偶然なわけがない。榎本は追尾に気づいている。だが、それでいい。潜入捜査官がイレギュラーな行動を取っているのなら、なにかよくない事態が起きているのだと察するはずだ。
問題はどうやって榎本に情報を伝えるのかということだった。
「鈴花、ぼんやりしてると目立つから」
籐子に腕を引かれて、パンダの森の見物客のなかに入り込む。
二人は腕を組むと親子連れやカップルに混じって、ぼへっとしているパンダを見た。
ちょうど榎本を背後に置くような位置取りで、向こうからは顔は見えない。
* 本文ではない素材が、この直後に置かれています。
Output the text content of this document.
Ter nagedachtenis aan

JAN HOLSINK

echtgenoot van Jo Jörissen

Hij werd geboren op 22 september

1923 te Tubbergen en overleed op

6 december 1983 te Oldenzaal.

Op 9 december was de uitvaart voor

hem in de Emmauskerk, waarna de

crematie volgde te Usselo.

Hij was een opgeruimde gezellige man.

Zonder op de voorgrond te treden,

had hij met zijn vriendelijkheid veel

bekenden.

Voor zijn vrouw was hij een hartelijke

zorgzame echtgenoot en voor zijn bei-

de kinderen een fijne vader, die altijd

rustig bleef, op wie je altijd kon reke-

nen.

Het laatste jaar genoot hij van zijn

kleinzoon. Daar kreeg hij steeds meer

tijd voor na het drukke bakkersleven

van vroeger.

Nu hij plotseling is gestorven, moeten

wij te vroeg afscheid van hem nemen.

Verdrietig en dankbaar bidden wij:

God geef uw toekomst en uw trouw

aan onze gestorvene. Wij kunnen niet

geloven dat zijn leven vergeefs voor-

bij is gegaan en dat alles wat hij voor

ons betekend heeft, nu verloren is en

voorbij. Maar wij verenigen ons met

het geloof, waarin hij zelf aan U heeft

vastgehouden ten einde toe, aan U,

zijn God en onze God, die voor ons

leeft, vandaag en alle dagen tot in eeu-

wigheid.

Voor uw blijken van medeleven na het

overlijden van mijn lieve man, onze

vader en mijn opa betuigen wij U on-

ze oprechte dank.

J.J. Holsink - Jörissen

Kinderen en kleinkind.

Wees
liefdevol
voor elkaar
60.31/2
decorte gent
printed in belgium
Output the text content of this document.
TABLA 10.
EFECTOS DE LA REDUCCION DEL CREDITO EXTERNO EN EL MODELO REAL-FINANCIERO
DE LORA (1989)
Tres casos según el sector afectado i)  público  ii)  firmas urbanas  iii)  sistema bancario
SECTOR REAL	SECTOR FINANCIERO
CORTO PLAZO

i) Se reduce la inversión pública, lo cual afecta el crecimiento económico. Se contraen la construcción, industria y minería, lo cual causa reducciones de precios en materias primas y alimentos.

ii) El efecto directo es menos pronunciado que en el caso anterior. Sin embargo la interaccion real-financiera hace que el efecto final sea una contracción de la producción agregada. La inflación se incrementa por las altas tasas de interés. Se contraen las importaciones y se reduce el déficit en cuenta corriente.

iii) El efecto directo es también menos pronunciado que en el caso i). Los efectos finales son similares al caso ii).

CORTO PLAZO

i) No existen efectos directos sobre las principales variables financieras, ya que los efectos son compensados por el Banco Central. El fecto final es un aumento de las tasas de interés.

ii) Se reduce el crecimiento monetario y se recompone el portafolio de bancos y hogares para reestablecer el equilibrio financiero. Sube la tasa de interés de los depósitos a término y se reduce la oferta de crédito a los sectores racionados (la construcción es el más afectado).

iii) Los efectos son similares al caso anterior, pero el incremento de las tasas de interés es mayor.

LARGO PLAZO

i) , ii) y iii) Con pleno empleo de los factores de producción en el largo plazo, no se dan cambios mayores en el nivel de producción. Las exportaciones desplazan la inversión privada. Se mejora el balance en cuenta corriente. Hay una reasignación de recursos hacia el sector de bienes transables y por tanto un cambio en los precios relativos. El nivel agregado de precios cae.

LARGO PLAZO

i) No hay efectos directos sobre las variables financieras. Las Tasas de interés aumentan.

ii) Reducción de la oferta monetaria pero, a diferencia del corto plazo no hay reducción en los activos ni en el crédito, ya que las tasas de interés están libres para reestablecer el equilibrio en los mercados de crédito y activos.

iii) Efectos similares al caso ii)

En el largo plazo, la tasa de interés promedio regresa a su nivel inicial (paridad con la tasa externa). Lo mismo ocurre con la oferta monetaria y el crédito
籐子の白金の髪と長い耳は目立つが、客のなかに他にもエルフがいないわけでもなかった。
鈴花は自撮りをする振りをして、スマホをかざした。
画面にはベンチに座る榎本も一緒に映っている。
「あいつマジで仕事サボりにきただけかもよ?」
籐子が耳元で囁いた。
いや、榎本はこちらに気づいている。
鈴花は眉間に皺を寄せると、画面のなかの榎本を凝視した。
彼はスマホに視線を落とし、神経質そうに足元を動かしていた。
短いリズムと長いリズム、そして空白の繰り返し。
「……!」
モールス符丁だった。
鈴花は内心で舌打ちした。
警察官訓練学校で学んで以来まったく使ってこなかった知識で、咄嗟に出てこない。
・-・ -・-・ ・-・・ ・・ --・-- -・
(ナニ ガ アッタ)
榎本は繰り返しそう言っていた。
鈴花は同じように爪先で符丁をつくった。
-・--- -・--・ --・・ ・-・・ ・・ ・- ・・・・ -・-・- ・-・・ ・・ --・-・ ・--- -・・・ --・-・ ・・ -・・・- -・
(エルフ ガ イヌ サガシ ヲ ハジメタ)
榎本の動きが変わる。
--- ・-・-・ ・・・ ・・・- --・-・ -・ ・・ ・-・-・ -・・・ ・- ---・- ・ ・・ ・-・-- -・・・ -・-・・
(レンラク シュダン ハ スベテ ハキ)
鈴花は答えた。
・-・・・ ・-・・・ -・-・・ ・-・ ・・-・・ --・ --・・- -・-・・ ・-・・ ・・ --・-- -・--・
(オオキナ トリヒキ ガ アル)
--・-・ ・・- -・-・- ・- --・・ -・・・- ・-
(ショウサイ フメイ)
榎本はスマホをスーツの胸ポケットに放り込むと、色つきの眼鏡を押し上げた。
--・・- -・-・・ ・--・ ・--・ ・・ -・-・・ -・-・- ・・・- ・・ ---
(ヒキ ツヅキ サグレ)
それが最後の符丁だった。
榎本はベンチから立ち上がると、売店でアイスクリームを買って動物園を見て回った。
それから何日間も、鈴花はすべての連絡手段を破棄して榎本と連絡を取らなかった。
その間も榎本の行動確認は続けられたが、彼からの新しい連絡もなかった。
うまく運べば犬探しは終わるかもしれないな、と彼女は思った。
そんな矢先だった。
ノエル・エーデルワイスから呼び出されたのは。